Synthesis and surface functionalization of Fe 3 O 4 -SiO 2 core-shell nanoparticles with 3-glycidoxypropyltrimethoxysilane and 1,1′-carbonyldiimidazole for bio-applications

In our research, we have presented the controlled synthesis of Fe3O4 nanoparticles (NPs) with a size of about 10 nm coated with SiO2 shells for bio-applications. On this basis, the controlled synthesis of Fe3O4-SiO2 core-shell nanoparticles and their surface functionalization with 3-glycidoxypropyltrimethoxysilane (GPS) and 1,1′-carbonyldiimidazole (CDI) has been presented with a facile synthetic process. The as-prepared Fe3O4-SiO2-GPS-CDI core-multishell NPs can bind proteins. Therefore, recombinant protein A/G (pA/G) was efficiently coupled onto the surface of NPs via CDI groups, creating a complete coverage.
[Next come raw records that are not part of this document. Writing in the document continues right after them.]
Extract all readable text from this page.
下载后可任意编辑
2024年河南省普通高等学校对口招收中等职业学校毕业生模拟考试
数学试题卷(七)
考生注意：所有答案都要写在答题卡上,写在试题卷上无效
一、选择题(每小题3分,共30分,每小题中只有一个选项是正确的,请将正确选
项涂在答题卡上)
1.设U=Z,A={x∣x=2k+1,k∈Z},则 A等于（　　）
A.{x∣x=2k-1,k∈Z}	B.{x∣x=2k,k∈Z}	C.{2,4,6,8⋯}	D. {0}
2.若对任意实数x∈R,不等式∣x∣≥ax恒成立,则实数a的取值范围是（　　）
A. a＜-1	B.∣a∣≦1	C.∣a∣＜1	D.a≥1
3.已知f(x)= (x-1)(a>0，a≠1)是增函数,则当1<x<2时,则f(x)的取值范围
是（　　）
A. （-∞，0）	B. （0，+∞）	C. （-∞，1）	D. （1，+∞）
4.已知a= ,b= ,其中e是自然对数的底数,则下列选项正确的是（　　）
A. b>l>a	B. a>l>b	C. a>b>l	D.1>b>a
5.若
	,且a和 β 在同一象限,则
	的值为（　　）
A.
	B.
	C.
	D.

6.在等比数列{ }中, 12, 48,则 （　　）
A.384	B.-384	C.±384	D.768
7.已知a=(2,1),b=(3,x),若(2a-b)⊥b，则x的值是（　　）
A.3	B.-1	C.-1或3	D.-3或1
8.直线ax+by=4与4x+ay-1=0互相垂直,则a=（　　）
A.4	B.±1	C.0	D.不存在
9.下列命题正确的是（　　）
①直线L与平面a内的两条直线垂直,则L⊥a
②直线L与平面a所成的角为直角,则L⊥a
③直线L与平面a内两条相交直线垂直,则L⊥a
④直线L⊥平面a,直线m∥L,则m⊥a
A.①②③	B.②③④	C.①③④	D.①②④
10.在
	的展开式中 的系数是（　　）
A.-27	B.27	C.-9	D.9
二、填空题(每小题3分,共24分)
Antibodies (αT IgG) were also conjugated on Fe3O4-SiO2-GPS-CDI-pA/G, i.e. 9 mg αT antibodies per 1 g NPs. After the surface functionalization of the magnetic nanoparticles, their superparamagnetism was reduced by a factor of about threefold in Fe3O4-SiO2, and fivefold in Fe3O4-SiO2-GPS-CDI-pA/G in comparison with that of the naked Fe3O4 NPs. The NPs conjugated with αT IgG could bind and remove 1 × 105 cells per 0.25 mg NPs in vitro. Finally, the new models of surface functionalization of magnetic nanoparticles have been proposed for promising bioconjugations in our further research.